While Heim waited for more money to come in, the company’s director, Ludwig Bölkow, encouraged him to develop his theory further. Heim took his advice, and one of the results was a theorem that led to a series of formulae for calculating the masses of the fundamental particles – something conventional theories have conspicuously failed to achieve. He outlined this work in 1977 in the Max Planck Institute’s journal Zeitschrift für Naturforschung, his only peer-reviewed paper. In an abstruse way that few physicists even claim to understand, the formulae work out a particle’s mass starting from physical characteristics, such as its charge and angular momentum.
Yet the theorem has proved surprisingly powerful. The standard model of physics, which is generally accepted as the best available theory of elementary particles, is incapable of predicting a particle’s mass. Even the accepted means of estimating mass theoretically, known as lattice quantum chromodynamics, only gets to between 1 and 10 per cent of the experimental values.
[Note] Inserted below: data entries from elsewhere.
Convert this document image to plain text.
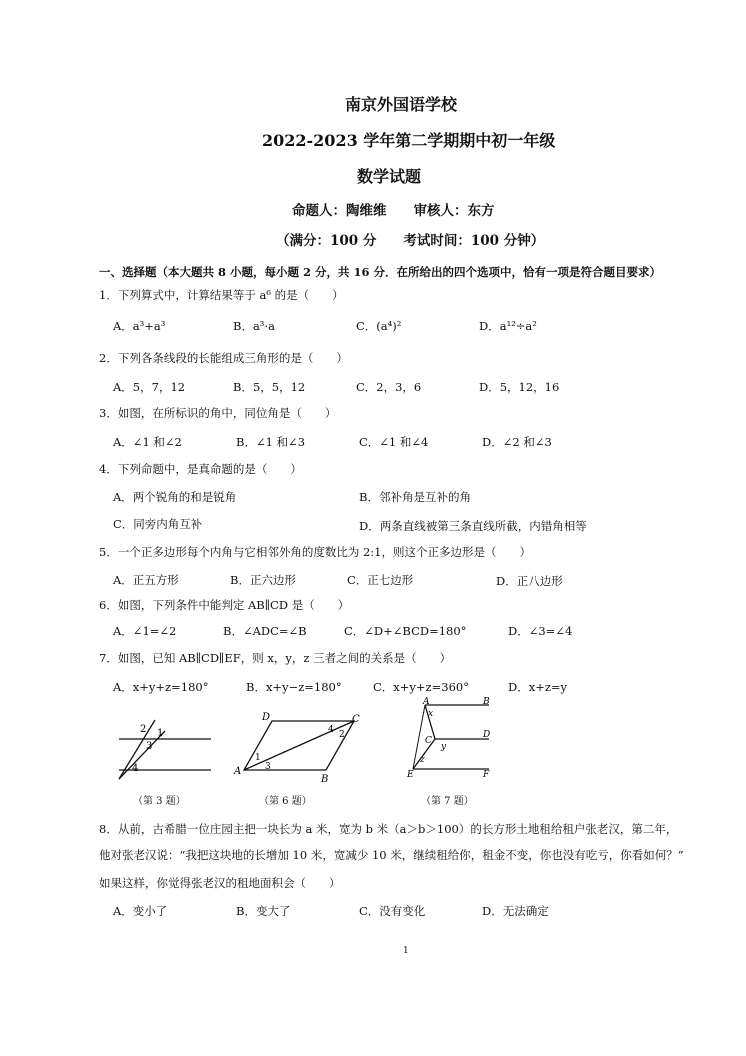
南京外国语学校
2022-2023 学年第二学期期中初一年级
数学试题
命题人：陶维维　　审核人：东方
（满分：100 分　　考试时间：100 分钟）
一、选择题（本大题共 8 小题，每小题 2 分，共 16 分．在所给出的四个选项中，恰有一项是符合题目要求）
1．下列算式中，计算结果等于 a⁶ 的是（　　）
A．a³+a³	B．a³·a	C．(a⁴)²	D．a¹²÷a²
2．下列各条线段的长能组成三角形的是（　　）
A．5，7，12	B．5，5，12	C．2，3，6	D．5，12，16
3．如图，在所标识的角中，同位角是（　　）
A．∠1 和∠2	B．∠1 和∠3	C．∠1 和∠4	D．∠2 和∠3
4．下列命题中，是真命题的是（　　）
A．两个锐角的和是锐角	B．邻补角是互补的角
C．同旁内角互补	D．两条直线被第三条直线所截，内错角相等
5．一个正多边形每个内角与它相邻外角的度数比为 2:1，则这个正多边形是（　　）
A．正五方形	B．正六边形	C．正七边形	D．正八边形
6．如图，下列条件中能判定 AB∥CD 是（　　）
A．∠1=∠2	B．∠ADC=∠B	C．∠D+∠BCD=180°	D．∠3=∠4
7．如图，已知 AB∥CD∥EF，则 x，y，z 三者之间的关系是（　　）
A．x+y+z=180°	B．x+y−z=180°	C．x+y+z=360°	D．x+z=y
2 1
3
4
（第 3 题）
A
B
C
D
1
2
3
4
（第 6 题）
A	B
C
D
E	F
x
y
z
（第 7 题）
8．从前，古希腊一位庄园主把一块长为 a 米，宽为 b 米（a＞b＞100）的长方形土地租给租户张老汉，第二年，
他对张老汉说：“我把这块地的长增加 10 米，宽减少 10 米，继续租给你，租金不变，你也没有吃亏，你看如何？”
如果这样，你觉得张老汉的租地面积会（　　）
A．变小了	B．变大了	C．没有变化	D．无法确定
1
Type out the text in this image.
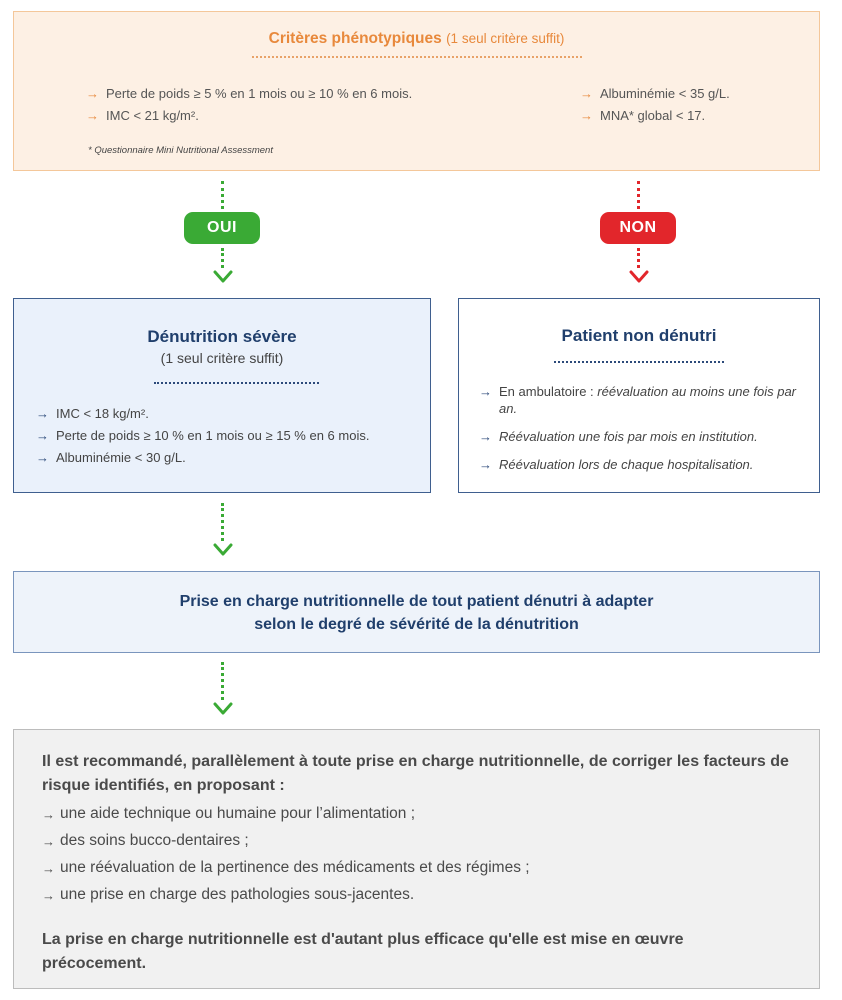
Critères phénotypiques (1 seul critère suffit)
→ Perte de poids ≥ 5 % en 1 mois ou ≥ 10 % en 6 mois.
→ IMC < 21 kg/m².
→ Albuminémie < 35 g/L.
→ MNA* global < 17.
* Questionnaire Mini Nutritional Assessment
OUI	NON
Dénutrition sévère
(1 seul critère suffit)
→ IMC < 18 kg/m².
→ Perte de poids ≥ 10 % en 1 mois ou ≥ 15 % en 6 mois.
→ Albuminémie < 30 g/L.
Patient non dénutri
→ En ambulatoire : réévaluation au moins une fois par an.
→ Réévaluation une fois par mois en institution.
→ Réévaluation lors de chaque hospitalisation.
Prise en charge nutritionnelle de tout patient dénutri à adapter
selon le degré de sévérité de la dénutrition
Il est recommandé, parallèlement à toute prise en charge nutritionnelle, de corriger les facteurs de risque identifiés, en proposant :
→ une aide technique ou humaine pour l’alimentation ;
→ des soins bucco-dentaires ;
→ une réévaluation de la pertinence des médicaments et des régimes ;
→ une prise en charge des pathologies sous-jacentes.
La prise en charge nutritionnelle est d'autant plus efficace qu'elle est mise en œuvre précocement.
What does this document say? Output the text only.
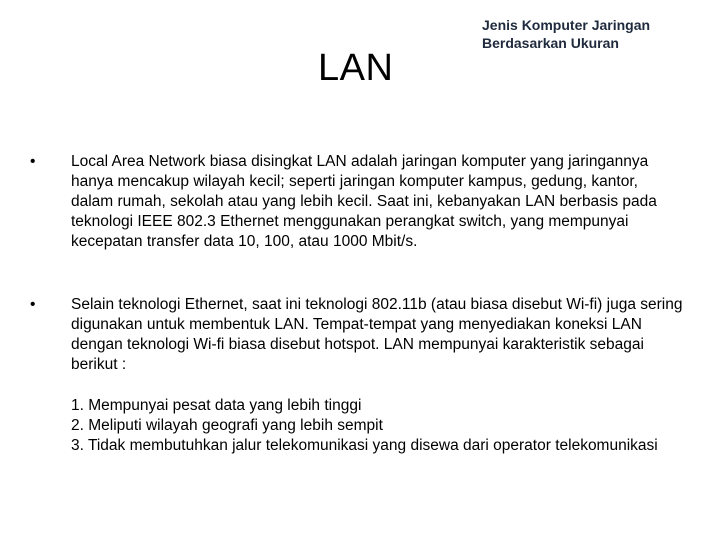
LAN
Jenis Komputer Jaringan
Berdasarkan Ukuran
•	Local Area Network biasa disingkat LAN adalah jaringan komputer yang jaringannya hanya mencakup wilayah kecil; seperti jaringan komputer kampus, gedung, kantor, dalam rumah, sekolah atau yang lebih kecil. Saat ini, kebanyakan LAN berbasis pada teknologi IEEE 802.3 Ethernet menggunakan perangkat switch, yang mempunyai kecepatan transfer data 10, 100, atau 1000 Mbit/s.
•	Selain teknologi Ethernet, saat ini teknologi 802.11b (atau biasa disebut Wi-fi) juga sering digunakan untuk membentuk LAN. Tempat-tempat yang menyediakan koneksi LAN dengan teknologi Wi-fi biasa disebut hotspot. LAN mempunyai karakteristik sebagai berikut :
1. Mempunyai pesat data yang lebih tinggi
2. Meliputi wilayah geografi yang lebih sempit
3. Tidak membutuhkan jalur telekomunikasi yang disewa dari operator telekomunikasi
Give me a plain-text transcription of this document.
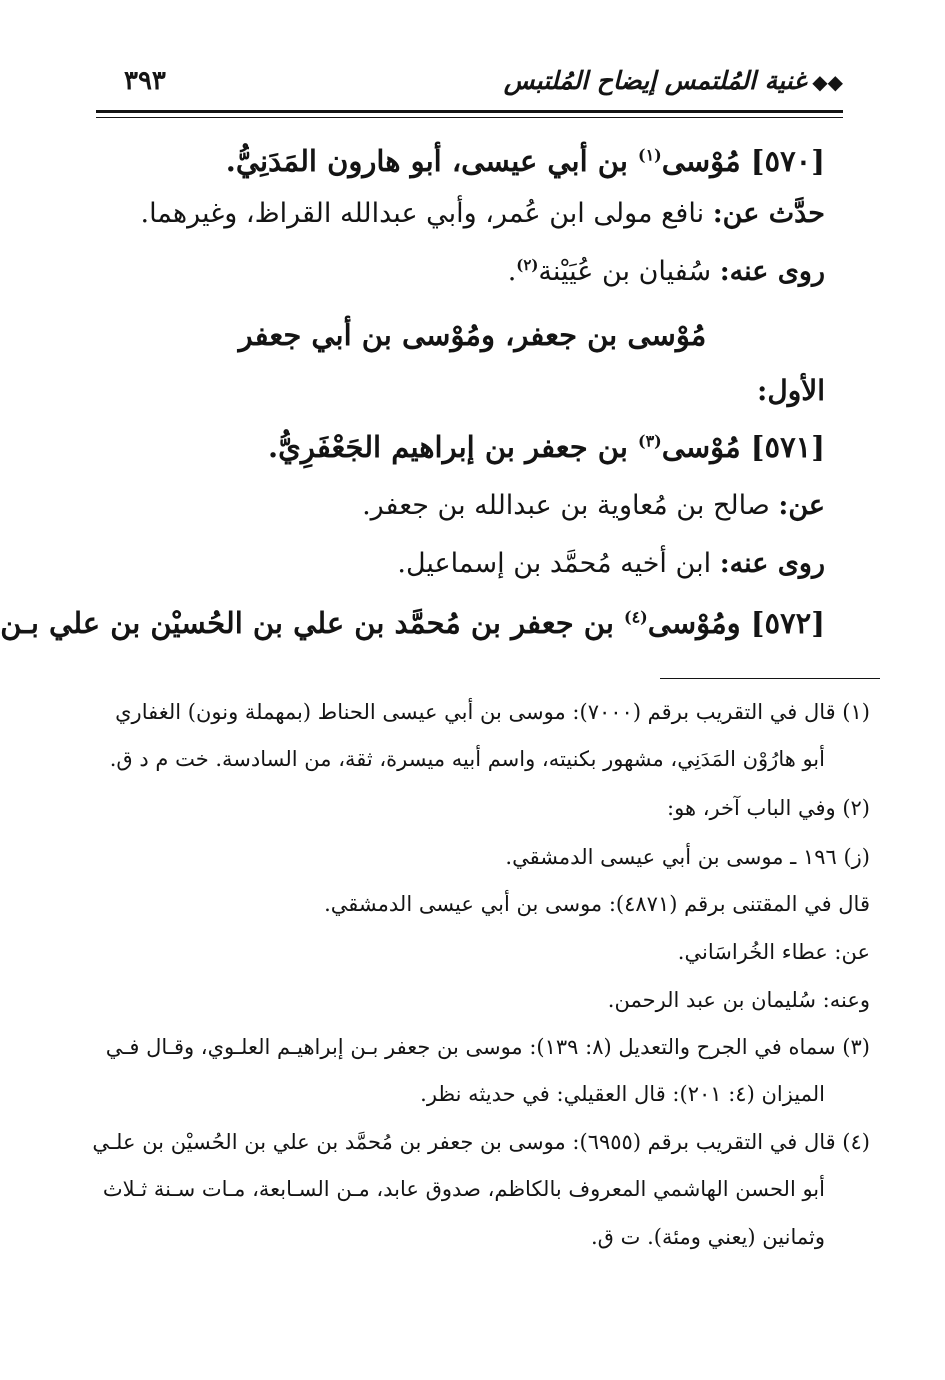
◆◆غنية المُلتمس إيضاح المُلتبس
٣٩٣
[٥٧٠] مُوْسى$^{(١)}$ بن أبي عيسى، أبو هارون المَدَنِيُّ.
حدَّث عن: نافع مولى ابن عُمر، وأبي عبدالله القراظ، وغيرهما.
روى عنه: سُفيان بن عُيَيْنة$^{(٢)}$.
مُوْسى بن جعفر، ومُوْسى بن أبي جعفر
الأول:
[٥٧١] مُوْسى$^{(٣)}$ بن جعفر بن إبراهيم الجَعْفَرِيُّ.
عن: صالح بن مُعاوية بن عبدالله بن جعفر.
روى عنه: ابن أخيه مُحمَّد بن إسماعيل.
[٥٧٢] ومُوْسى$^{(٤)}$ بن جعفر بن مُحمَّد بن علي بن الحُسيْن بن علي بـن
(١) قال في التقريب برقم (٧٠٠٠): موسى بن أبي عيسى الحناط (بمهملة ونون) الغفاري
أبو هارُوْن المَدَنِي، مشهور بكنيته، واسم أبيه ميسرة، ثقة، من السادسة. خت م د ق.
(٢) وفي الباب آخر، هو:
(ز) ١٩٦ ـ موسى بن أبي عيسى الدمشقي.
قال في المقتنى برقم (٤٨٧١): موسى بن أبي عيسى الدمشقي.
عن: عطاء الخُراسَاني.
وعنه: سُليمان بن عبد الرحمن.
(٣) سماه في الجرح والتعديل (٨: ١٣٩): موسى بن جعفر بـن إبراهيـم العلـوي، وقـال فـي
الميزان (٤: ٢٠١): قال العقيلي: في حديثه نظر.
(٤) قال في التقريب برقم (٦٩٥٥): موسى بن جعفر بن مُحمَّد بن علي بن الحُسيْن بن علـي
أبو الحسن الهاشمي المعروف بالكاظم، صدوق عابد، مـن السـابعة، مـات سـنة ثـلاث
وثمانين (يعني ومئة). ت ق.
But in 1982, when researchers at the German Electron Synchrotron (DESY) in Hamburg implemented Heim’s mass theorem in a computer program, it predicted masses of fundamental particles that matched the measured values to within the accuracy of experimental error. If they are let down by anything, it is the precision to which we know the values of the fundamental constants. Two years after Heim’s death in 2001, his long-term collaborator Illobrand von Ludwiger calculated the mass formula using a more accurate gravitational constant. “The masses came out even more precise,” he says.
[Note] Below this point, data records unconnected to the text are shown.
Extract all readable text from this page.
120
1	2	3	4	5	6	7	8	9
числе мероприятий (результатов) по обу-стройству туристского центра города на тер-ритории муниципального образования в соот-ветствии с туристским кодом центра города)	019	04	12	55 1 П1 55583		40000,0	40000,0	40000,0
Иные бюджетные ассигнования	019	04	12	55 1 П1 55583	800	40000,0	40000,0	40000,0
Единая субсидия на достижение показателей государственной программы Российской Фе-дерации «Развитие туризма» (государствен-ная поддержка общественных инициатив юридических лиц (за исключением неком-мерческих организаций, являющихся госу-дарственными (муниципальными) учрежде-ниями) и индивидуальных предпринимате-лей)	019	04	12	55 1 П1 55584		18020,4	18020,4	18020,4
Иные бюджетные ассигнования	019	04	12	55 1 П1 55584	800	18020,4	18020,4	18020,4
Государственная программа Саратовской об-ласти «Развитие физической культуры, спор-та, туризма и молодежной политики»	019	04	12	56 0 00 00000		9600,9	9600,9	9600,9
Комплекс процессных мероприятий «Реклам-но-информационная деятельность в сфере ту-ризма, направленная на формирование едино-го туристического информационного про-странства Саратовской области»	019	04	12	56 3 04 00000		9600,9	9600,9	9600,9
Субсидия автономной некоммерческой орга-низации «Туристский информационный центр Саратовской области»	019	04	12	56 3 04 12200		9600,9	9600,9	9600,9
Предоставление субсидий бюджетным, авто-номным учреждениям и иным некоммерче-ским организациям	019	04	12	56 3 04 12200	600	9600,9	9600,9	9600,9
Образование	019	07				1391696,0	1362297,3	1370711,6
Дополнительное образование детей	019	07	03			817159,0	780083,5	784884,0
After publishing the mass formulae, Heim never really looked at hyperspace propulsion again. Instead, in response to requests for more information about the theory behind the mass predictions, he spent all his time detailing his ideas in three books published in German. It was only in 1980, when the first of his books came to the attention of a retired Austrian patent officer called Walter Dröscher, that the hyperspace propulsion idea came back to life. Dröscher looked again at Heim’s ideas and produced an “extended” version, resurrecting the dimensions that Heim originally discarded. The result is “Heim-Dröscher space”, a mathematical description of an eight-dimensional universe.
From this, Dröscher claims, you can derive the four forces known in physics: the gravitational and electromagnetic forces, and the strong and weak nuclear forces. But there’s more to it than that. “If Heim’s picture is to make sense,” Dröscher says, “we are forced to postulate two more fundamental forces.” These are, Dröscher claims, related to the familiar gravitational force: one is a repulsive anti-gravity similar to the dark energy that appears to be causing the universe’s expansion to accelerate. And the other might be used to accelerate a spacecraft without any rocket fuel.
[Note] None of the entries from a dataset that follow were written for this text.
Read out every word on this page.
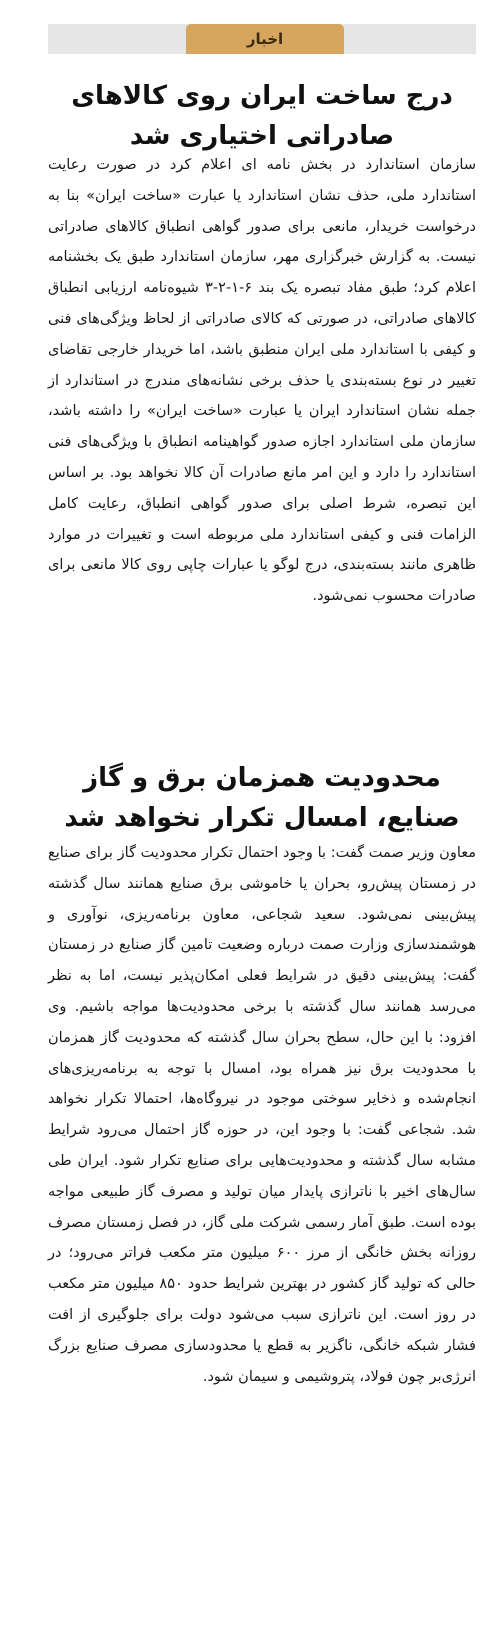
اخبار
درج ساخت ایران روی کالاهای صادراتی اختیاری شد

سازمان استاندارد در بخش نامه ای اعلام کرد در صورت رعایت استاندارد ملی، حذف نشان استاندارد یا عبارت «ساخت ایران» بنا به درخواست خریدار، مانعی برای صدور گواهی انطباق کالاهای صادراتی نیست. به گزارش خبرگزاری مهر، سازمان استاندارد طبق یک بخشنامه اعلام کرد؛ طبق مفاد تبصره یک بند ۶-۱-۲-۳ شیوه‌نامه ارزیابی انطباق کالاهای صادراتی، در صورتی که کالای صادراتی از لحاظ ویژگی‌های فنی و کیفی با استاندارد ملی ایران منطبق باشد، اما خریدار خارجی تقاضای تغییر در نوع بسته‌بندی یا حذف برخی نشانه‌های مندرج در استاندارد از جمله نشان استاندارد ایران یا عبارت «ساخت ایران» را داشته باشد، سازمان ملی استاندارد اجازه صدور گواهینامه انطباق با ویژگی‌های فنی استاندارد را دارد و این امر مانع صادرات آن کالا نخواهد بود. بر اساس این تبصره، شرط اصلی برای صدور گواهی انطباق، رعایت کامل الزامات فنی و کیفی استاندارد ملی مربوطه است و تغییرات در موارد ظاهری مانند بسته‌بندی، درج لوگو یا عبارات چاپی روی کالا مانعی برای صادرات محسوب نمی‌شود.

محدودیت همزمان برق و گاز صنایع، امسال تکرار نخواهد شد

معاون وزیر صمت گفت: با وجود احتمال تکرار محدودیت گاز برای صنایع در زمستان پیش‌رو، بحران یا خاموشی برق صنایع همانند سال گذشته پیش‌بینی نمی‌شود. سعید شجاعی، معاون برنامه‌ریزی، نوآوری و هوشمندسازی وزارت صمت درباره وضعیت تامین گاز صنایع در زمستان گفت: پیش‌بینی دقیق در شرایط فعلی امکان‌پذیر نیست، اما به نظر می‌رسد همانند سال گذشته با برخی محدودیت‌ها مواجه باشیم. وی افزود: با این حال، سطح بحران سال گذشته که محدودیت گاز همزمان با محدودیت برق نیز همراه بود، امسال با توجه به برنامه‌ریزی‌های انجام‌شده و ذخایر سوختی موجود در نیروگاه‌ها، احتمالا تکرار نخواهد شد. شجاعی گفت: با وجود این، در حوزه گاز احتمال می‌رود شرایط مشابه سال گذشته و محدودیت‌هایی برای صنایع تکرار شود. ایران طی سال‌های اخیر با ناترازی پایدار میان تولید و مصرف گاز طبیعی مواجه بوده است. طبق آمار رسمی شرکت ملی گاز، در فصل زمستان مصرف روزانه بخش خانگی از مرز ۶۰۰ میلیون متر مکعب فراتر می‌رود؛ در حالی که تولید گاز کشور در بهترین شرایط حدود ۸۵۰ میلیون متر مکعب در روز است. این ناترازی سبب می‌شود دولت برای جلوگیری از افت فشار شبکه خانگی، ناگزیر به قطع یا محدودسازی مصرف صنایع بزرگ انرژی‌بر چون فولاد، پتروشیمی و سیمان شود.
This force is a result of the interaction of Heim’s fifth and sixth dimensions and the extra dimensions that Dröscher introduced. It produces pairs of “gravitophotons”, particles that mediate the interconversion of electromagnetic and gravitational energy. Dröscher teamed up with Jochem Häuser, a physicist and professor of computer science at the University of Applied Sciences in Salzgitter, Germany, to turn the theoretical framework into a proposal for an experimental test. The paper they produced, “Guidelines for a space propulsion device based on Heim’s quantum theory”, is what won the AIAA’s award last year.
Claims of the possibility of “gravity reduction” or “anti-gravity” induced by magnetic fields have been investigated by NASA before (New Scientist, 12 January 2002, p 24). But this one, Dröscher insists, is different. “Our theory is not about anti-gravity. It’s about completely new fields with new properties,” he says. And he and Häuser have suggested an experiment to prove it.
This will require a huge rotating ring placed above a superconducting coil to create an intense magnetic field. With a large enough current in the coil, and a large enough magnetic field, Dröscher claims the electromagnetic force can reduce the gravitational pull on the ring to the point where it floats free. Dröscher and Häuser say that to completely counter Earth’s pull on a 150-tonne spacecraft a magnetic field of around 25 tesla would be needed. While that’s 500,000 times the strength of Earth’s magnetic field, pulsed magnets briefly reach field strengths up to 80 tesla. And Dröscher and Häuser go further. With a faster-spinning ring and an even stronger magnetic field, gravitophotons would interact with conventional gravity to produce a repulsive anti-gravity force, they suggest.